The big one was water. This was the one in particular that struck me the limited evidence presented, before I acknowledged the differences in audience. Water is a very clear resource that is not expanding in supply though our demand continues to increase. Our population has skyrocketed since the beginning of the 20th Century, though we all learned in elementary school that the water cycle is a closed loop. By its very nature, it is a fixed supply. The majority of this water is in oceans, salinated to the point that we cannot consume it. We exist mostly on groundwater.

Now, here’s where the program and my economics instructor disagreed. The program cried out that we need methods to monitor what is in our groundwater and to work against pollution. While my economics teacher would say these are admirable goals, he also thought it was thinking too small. To him, the problem was the lack of low cost high efficiency desalination systems. We’ve got all the water we need for quite some time, if we can just get that pesky salt out of it.

Regardless of what is done to correct the issue, if we bother to do anything at all, it does bear thought. Do I think that the world will run into water shortages leading to the predicted water wars? No, I don’t. The problem be addressed before it reaches that point, I have no doubt. But eventually, on a long enough time line, if growth continues at this rate then we will end up consuming all of the water supplies available, leaving nothing for new people.

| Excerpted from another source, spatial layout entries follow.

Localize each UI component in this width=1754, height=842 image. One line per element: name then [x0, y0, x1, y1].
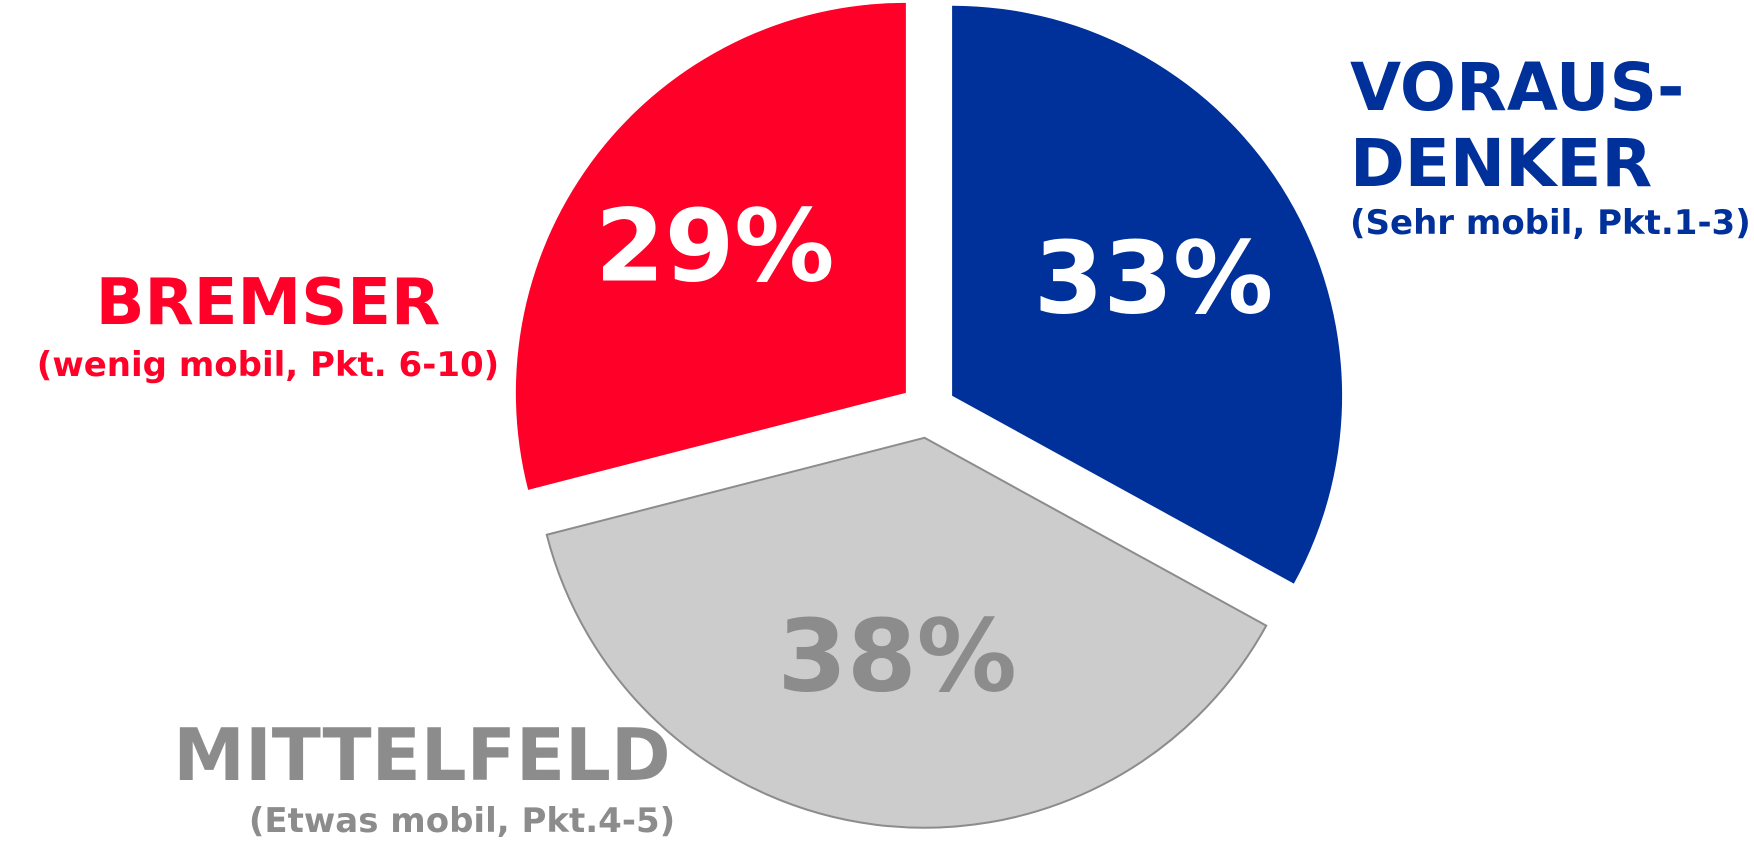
- slice-value-label-mittelfeld: 38%: [777, 597, 1016, 714]
- pie-slice-bremser: [515, 2, 906, 490]
- category-title-vorausdenker: VORAUS-: [1350, 49, 1684, 126]
- slice-value-label-bremser: 29%: [595, 188, 834, 305]
- category-subtitle-bremser: (wenig mobil, Pkt. 6-10): [37, 345, 499, 385]
- slice-value-label-vorausdenker: 33%: [1034, 220, 1273, 337]
- category-subtitle-vorausdenker: (Sehr mobil, Pkt.1-3): [1350, 203, 1751, 243]
- pie-slice-vorausdenker: [952, 5, 1343, 584]
- pie-slice-mittelfeld: [545, 436, 1268, 829]
- category-labels: VORAUS-DENKER(Sehr mobil, Pkt.1-3) MITTEL…: [37, 49, 1751, 841]
- pie-slices: [515, 2, 1343, 829]
- category-title-bremser: BREMSER: [96, 266, 441, 340]
- category-subtitle-mittelfeld: (Etwas mobil, Pkt.4-5): [249, 801, 675, 841]
- slice-value-labels: 33% 38% 29%: [595, 188, 1273, 715]
- category-title-vorausdenker: DENKER: [1350, 125, 1652, 202]
- category-title-mittelfeld: MITTELFELD: [173, 713, 670, 797]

It’s a fun exercise while you’re using your hose to clean off your driveway, or leaving the water running when you don’t really need to, or making sure you have the greenest lawn on the block in the middle of summer. Think about the water cycle. At least then, you’ll have the satisfaction of knowing you’re contributing that small little bit to the problem. Maybe you’ll let yourself take credit for specific deaths in the water wars.

“See that kid there? He coulda lived if I took shorter showers. Sucks to me him, but damn that shower was good! Hey kid! You wanna know how good the shower that used your water was?”